Na homilia, o então arcebispo de Munique apresenta a figura da mãe de Agostinho como experiência viva do que é a Igreja em sua essência mais profunda. “Nela – escreve Ratzinger referindo-se ao santo de Hipona – ele experimentou a Igreja como pessoa, a Igreja pessoalmente, de modo que para ele não era um aparato qualquer, do qual se sente algo muito distante, estruturas que resultam um pouco incompreensíveis. Nesta mulher estava pessoalmente presente o que é a Igreja”. Agostinho, lembrava o cardeal, escreveu sobre a mãe: “ela não me deu apenas esta vida corporal, mas me deu um espaço no coração, me deu um espaço de vida no qual pude me tornar um homem”. O ser humano, afirmava Ratzinger, “precisa de um espaço relacional de confiança, de amor; e de um sentido que lhe permita caminhar em direção ao futuro”.

Mas esse “espaço de vida” tem pouco a ver com as estruturas eclesiásticas ou com as comunidades identitárias de perfeitos que se isolam do mundo condenando-o dia após dia. Pelo contrário, ele retrata admiravelmente o rosto de uma Igreja acolhedora, respeitosa da liberdade de todos e dos tempos de cada um.
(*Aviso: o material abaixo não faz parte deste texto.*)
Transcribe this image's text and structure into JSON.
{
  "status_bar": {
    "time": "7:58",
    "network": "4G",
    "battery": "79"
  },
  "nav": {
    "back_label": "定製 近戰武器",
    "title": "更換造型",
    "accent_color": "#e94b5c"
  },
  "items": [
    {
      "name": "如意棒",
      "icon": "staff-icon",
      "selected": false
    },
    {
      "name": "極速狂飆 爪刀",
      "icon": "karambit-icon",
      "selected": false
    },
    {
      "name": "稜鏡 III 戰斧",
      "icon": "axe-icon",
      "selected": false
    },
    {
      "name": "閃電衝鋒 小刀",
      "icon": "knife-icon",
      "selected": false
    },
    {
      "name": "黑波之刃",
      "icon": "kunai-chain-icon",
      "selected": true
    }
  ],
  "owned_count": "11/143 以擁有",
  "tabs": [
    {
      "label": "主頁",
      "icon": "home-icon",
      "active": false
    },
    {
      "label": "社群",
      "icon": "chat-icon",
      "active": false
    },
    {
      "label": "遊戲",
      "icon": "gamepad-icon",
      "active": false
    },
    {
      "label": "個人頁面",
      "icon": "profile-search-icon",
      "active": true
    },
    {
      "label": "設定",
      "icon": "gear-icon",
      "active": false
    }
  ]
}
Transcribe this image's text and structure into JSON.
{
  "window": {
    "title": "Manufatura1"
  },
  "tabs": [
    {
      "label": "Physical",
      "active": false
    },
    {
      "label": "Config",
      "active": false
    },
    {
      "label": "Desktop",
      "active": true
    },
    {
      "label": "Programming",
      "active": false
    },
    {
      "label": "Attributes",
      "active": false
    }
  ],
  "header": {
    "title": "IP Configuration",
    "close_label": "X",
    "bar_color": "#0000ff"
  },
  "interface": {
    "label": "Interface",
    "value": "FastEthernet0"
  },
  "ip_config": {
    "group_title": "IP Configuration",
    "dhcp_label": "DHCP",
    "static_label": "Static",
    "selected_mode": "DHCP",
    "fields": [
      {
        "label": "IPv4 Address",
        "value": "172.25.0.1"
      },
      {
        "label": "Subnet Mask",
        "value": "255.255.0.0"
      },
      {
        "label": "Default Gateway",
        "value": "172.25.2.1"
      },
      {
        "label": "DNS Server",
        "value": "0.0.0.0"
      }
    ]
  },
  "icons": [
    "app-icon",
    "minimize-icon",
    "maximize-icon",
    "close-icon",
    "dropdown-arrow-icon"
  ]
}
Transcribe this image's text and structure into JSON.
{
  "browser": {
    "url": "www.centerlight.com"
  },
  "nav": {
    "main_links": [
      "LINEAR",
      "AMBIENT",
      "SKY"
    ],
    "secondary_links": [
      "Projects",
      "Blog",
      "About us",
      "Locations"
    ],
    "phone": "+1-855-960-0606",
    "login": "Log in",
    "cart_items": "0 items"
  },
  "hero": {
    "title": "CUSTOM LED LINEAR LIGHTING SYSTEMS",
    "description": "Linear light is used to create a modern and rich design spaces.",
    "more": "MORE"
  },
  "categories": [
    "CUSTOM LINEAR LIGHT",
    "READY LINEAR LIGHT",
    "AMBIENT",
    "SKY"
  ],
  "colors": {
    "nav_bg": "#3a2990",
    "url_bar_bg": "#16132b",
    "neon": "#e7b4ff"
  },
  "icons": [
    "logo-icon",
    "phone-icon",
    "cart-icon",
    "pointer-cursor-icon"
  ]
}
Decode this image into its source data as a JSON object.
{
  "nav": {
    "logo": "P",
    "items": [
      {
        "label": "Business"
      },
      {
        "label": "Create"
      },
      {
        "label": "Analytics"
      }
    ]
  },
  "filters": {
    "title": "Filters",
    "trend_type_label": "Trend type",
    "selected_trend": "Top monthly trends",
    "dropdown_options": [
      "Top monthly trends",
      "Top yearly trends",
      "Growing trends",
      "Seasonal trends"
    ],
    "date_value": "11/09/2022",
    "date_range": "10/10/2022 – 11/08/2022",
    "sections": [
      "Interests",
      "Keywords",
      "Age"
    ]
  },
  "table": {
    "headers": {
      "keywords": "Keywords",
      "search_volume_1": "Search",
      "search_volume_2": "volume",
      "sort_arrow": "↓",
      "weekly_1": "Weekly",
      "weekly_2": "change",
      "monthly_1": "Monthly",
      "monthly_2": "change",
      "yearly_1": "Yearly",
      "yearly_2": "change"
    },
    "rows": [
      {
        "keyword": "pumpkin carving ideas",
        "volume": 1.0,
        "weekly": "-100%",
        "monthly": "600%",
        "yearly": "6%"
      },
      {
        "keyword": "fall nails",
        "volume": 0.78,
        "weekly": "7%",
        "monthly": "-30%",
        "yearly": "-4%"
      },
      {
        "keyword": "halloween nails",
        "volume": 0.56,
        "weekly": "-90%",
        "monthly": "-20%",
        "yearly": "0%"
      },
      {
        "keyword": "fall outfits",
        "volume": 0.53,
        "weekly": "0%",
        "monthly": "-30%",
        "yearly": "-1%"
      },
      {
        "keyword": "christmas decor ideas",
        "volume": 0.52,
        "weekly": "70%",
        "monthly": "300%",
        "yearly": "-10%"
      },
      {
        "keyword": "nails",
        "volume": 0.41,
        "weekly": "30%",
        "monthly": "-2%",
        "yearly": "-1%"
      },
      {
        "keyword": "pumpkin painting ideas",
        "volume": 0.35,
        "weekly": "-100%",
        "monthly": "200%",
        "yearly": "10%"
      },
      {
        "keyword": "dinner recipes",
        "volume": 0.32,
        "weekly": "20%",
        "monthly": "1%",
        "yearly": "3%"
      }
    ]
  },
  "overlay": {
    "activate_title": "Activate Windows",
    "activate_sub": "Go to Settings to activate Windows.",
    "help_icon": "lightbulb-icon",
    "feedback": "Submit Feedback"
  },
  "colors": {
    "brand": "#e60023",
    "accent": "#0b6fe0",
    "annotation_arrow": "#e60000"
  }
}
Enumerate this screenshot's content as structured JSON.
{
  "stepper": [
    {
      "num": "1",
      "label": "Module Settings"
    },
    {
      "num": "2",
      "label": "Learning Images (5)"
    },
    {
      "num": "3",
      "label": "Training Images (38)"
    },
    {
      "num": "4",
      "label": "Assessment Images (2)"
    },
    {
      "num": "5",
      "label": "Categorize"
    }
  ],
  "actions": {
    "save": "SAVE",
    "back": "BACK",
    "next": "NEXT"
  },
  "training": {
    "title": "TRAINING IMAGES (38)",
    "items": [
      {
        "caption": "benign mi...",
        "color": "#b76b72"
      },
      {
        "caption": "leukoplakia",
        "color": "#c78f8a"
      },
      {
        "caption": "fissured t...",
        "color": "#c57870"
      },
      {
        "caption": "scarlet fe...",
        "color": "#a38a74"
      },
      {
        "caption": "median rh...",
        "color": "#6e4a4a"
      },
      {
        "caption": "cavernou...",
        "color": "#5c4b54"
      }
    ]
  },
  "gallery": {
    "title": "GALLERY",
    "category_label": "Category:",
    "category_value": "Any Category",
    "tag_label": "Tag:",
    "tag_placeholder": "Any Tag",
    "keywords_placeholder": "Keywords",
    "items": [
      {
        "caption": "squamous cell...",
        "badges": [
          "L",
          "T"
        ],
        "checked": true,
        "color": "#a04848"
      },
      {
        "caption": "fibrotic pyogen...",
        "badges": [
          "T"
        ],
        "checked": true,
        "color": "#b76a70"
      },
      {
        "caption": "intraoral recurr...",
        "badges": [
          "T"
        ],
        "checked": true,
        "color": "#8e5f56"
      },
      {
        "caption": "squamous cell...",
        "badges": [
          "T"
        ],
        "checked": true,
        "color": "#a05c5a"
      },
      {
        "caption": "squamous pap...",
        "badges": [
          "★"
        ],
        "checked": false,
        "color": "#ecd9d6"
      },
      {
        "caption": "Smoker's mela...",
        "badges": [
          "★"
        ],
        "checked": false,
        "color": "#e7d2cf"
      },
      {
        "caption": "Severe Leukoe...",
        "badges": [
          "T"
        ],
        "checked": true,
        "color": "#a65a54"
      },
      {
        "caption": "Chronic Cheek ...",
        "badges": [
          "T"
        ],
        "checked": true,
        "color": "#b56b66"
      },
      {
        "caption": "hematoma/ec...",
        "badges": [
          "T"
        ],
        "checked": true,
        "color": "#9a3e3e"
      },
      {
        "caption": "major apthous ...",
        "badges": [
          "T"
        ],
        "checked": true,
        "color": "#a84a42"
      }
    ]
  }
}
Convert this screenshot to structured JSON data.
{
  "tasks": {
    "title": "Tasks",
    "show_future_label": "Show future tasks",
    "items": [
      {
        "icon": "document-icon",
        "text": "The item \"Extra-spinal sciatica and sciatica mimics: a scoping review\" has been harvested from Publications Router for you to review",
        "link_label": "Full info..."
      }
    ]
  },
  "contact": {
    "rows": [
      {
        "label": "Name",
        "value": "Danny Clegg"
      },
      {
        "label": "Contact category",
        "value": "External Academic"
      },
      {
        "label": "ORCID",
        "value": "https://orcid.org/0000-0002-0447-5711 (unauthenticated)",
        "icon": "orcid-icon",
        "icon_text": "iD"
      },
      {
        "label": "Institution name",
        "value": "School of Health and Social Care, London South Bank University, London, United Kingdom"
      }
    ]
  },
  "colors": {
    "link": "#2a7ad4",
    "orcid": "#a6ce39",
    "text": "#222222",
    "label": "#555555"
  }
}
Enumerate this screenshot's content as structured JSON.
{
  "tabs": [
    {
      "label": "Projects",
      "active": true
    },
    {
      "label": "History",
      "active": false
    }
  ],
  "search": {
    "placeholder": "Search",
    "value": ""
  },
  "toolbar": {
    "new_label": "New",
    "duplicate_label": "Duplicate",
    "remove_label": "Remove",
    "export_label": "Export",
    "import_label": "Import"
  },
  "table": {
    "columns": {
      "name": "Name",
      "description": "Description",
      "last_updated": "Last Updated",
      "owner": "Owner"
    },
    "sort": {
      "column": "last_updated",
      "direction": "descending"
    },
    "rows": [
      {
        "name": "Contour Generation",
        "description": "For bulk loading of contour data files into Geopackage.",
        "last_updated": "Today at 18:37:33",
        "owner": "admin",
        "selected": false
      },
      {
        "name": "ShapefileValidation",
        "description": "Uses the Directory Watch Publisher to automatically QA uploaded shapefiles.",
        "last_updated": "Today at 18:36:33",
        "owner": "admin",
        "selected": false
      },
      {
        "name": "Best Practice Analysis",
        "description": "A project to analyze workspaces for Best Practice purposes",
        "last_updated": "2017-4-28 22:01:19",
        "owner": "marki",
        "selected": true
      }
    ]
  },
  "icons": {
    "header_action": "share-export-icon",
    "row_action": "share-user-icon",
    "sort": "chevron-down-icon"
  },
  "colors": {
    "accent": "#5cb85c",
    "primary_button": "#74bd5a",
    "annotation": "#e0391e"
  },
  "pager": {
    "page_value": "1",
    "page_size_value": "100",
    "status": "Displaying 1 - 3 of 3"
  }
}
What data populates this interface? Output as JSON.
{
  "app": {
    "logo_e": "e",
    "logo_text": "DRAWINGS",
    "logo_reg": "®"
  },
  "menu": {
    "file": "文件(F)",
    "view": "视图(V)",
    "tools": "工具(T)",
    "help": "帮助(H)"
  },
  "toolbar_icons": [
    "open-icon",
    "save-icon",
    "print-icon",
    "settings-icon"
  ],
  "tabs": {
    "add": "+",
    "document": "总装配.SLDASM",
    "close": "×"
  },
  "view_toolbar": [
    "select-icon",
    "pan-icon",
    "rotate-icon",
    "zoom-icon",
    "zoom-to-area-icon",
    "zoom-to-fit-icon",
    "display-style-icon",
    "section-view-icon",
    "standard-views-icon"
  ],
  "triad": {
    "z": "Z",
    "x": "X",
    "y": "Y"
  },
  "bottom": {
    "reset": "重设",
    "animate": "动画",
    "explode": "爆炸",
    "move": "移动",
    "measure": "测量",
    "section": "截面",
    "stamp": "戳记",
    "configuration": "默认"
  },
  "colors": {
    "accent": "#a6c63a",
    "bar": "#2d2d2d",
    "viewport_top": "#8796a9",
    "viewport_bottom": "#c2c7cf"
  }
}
Assim como Monica fez com seu filho, considerando “essencial para a formação desse espaço vital deixá-lo livre”. Livre para errar, livre para seguir suas paixões carnais... Monica “soube esperar. Soube aceitar o conflito entre gerações. Sofrendo, aprendeu a deixá-lo seguir seu caminho, sem constrangimentos. Aprendeu a suportar que seu caminho fosse totalmente diferente daquele que, na fé, ela havia pensado para ele; e, no entanto, aprendeu a amá-lo, a ficar ao seu lado, a não o abandonar, deixando-lhe, ainda assim, a liberdade de seu ser. Nesta sua abertura, esperando, com a qual lhe deixou a liberdade de se tornar ele mesmo – não lhe impondo a fé, mas estando simplesmente ao seu lado como pessoa, como mãe –, foi assim que lhe transmitiu a fé”.

São palavras iluminadoras para os pais, para os educadores e, de modo geral, para quem anuncia o Evangelho. Uma Igreja como “espaço de vida, de liberdade, de esperança”.

O futuro Papa comentava: “creio que hoje há muita desconfiança e aversão em relação à Igreja... porque experimentamos muito pouco a Igreja como pessoa, muito pouco a Igreja pessoalmente. Ouvimos falar dela apenas como estrutura, escritório e aparato. Mas a Igreja só poderá subsistir, e nós só poderemos nos enraizar nela e ela poderá se tornar nossa pátria, se continuar a subsistir nas pessoas. Este espaço, todos os espaços – mesmo as salas onde passamos o nosso tempo livre e nos encontramos – devem ser espaços que nos ajudem a tornar-nos Igreja em pessoa uns para os outros; espaços que sejam para nós espaços vitais, mãe, alguém que nos disponibiliza um lugar de confiança e de possibilidade de viver”.

Uma Igreja “hospital de campanha” que nos acompanha, onde o amor cura as feridas mais profundas e nos sentimos em casa.